Losing Faith in GOP
Nov. 7, 2006 -- Are white evangelicals losing faith in the Republican Party?
The huge voting bloc, which helped elect President Bush twice and had been swinging more heavily Republican, seems to have become disenchanted with the GOP after the Mark Foley scandal and the high-profile resignations of several Republican congressmen.
Almost a third of white evangelicals voted for Democrats in today's election, according to early exit polls reported by The Associated Press. Most of them cited corruption as an important factor in their decision.
That's a change from the 2004 presidential election when 78 percent of white evangelicals voted for Bush and 21 percent voted for Kerry. That was a recent peak in evangelical attachment to Republicans.
In the 2000 and 2004 presidential elections, evangelicals constituted 23 percent of the electorate.
Today's early numbers seem to show that Democrats have been able to recapture some of that huge block.
In the 2002 midterm elections, almost 68 percent of evangelicals favored Republican candidates. In 2000, 68 percent voted for Bush and 30 percent for Gore.
Over the last 20 years, white evangelicals have become much more attached to the GOP.
Back in 1987, they split their partisan attachments almost evenly, with 34 percent identifying as Republicans and 29 percent as Democrats, according to surveys by the Pew Research Center.
By 2004, Republicans outnumbered Democrats within the group by more than 2-1 (48 percent to 23 percent) and 74 percent of evangelicals had a favorable opinion of the GOP.
By last fall, after Hurricane Katrina, that number had dropped to 54 percent.
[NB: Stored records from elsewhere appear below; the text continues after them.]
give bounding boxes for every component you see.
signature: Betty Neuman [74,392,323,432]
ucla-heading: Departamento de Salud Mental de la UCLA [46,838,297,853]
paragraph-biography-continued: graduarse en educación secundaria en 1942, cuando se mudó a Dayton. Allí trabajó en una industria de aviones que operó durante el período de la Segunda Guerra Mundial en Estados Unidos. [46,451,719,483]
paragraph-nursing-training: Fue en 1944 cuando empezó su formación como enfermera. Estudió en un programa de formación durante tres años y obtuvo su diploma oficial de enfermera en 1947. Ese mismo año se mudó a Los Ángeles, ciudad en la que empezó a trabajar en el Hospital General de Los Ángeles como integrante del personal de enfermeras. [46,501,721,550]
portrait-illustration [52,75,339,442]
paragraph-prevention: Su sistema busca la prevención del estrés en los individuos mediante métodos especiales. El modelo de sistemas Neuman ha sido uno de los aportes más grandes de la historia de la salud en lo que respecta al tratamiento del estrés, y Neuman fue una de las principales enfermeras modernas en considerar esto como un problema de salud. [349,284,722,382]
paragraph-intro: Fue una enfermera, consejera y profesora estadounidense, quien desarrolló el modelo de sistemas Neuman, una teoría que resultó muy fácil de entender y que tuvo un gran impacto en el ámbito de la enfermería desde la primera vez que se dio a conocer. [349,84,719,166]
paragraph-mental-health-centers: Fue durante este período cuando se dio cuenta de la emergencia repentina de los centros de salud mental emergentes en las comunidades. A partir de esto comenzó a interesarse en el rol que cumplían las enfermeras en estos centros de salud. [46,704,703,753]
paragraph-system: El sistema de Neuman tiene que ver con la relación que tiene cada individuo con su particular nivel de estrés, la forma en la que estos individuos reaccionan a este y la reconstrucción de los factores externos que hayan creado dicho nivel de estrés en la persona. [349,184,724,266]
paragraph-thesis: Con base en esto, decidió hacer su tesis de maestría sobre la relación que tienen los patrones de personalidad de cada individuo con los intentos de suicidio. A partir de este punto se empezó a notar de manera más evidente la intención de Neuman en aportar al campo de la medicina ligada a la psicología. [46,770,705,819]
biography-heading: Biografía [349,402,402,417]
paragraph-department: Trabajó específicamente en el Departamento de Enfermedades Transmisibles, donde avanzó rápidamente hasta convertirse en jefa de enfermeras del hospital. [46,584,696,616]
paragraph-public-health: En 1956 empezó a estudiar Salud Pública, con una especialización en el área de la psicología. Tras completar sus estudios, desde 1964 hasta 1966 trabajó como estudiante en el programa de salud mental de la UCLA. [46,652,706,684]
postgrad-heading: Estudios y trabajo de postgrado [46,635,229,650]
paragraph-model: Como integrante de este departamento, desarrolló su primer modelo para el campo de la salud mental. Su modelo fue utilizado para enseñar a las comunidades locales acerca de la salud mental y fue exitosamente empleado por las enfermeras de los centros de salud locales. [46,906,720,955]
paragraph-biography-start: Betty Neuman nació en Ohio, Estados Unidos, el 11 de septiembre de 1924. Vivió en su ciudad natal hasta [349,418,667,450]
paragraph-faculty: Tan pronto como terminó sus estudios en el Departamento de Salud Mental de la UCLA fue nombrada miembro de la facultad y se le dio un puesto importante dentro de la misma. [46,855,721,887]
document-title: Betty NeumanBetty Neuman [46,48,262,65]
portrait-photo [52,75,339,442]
Although that favorability index rose slightly by the beginning of 2006, it had declined again to 54 percent in July, according to the Pew surveys.
In recent months, evangelical voters have become increasingly disenchanted with the behavior of Republican politicians, including Foley, who resigned in disgrace after ABC News revealed his lewd Internet messages to congressional pages.
A House committee is investigating whether some members of the Republican leadership, including House Speaker Dennis Hastert, knew about Foley's behavior for months in advance of the revelations.
Last week, one prominent evangelical leader, Focus on the Family's James Dobson, was so concerned about disillusionment with the party that he sounded a warning call on his national radio broadcast to 1.5 million listeners.
"To all of those values voters out there, don't you dare sit this one out," Dobson said. "You have an obligation to come and participate in this great representative form of government. … If we do, I think the results will take care of themselves."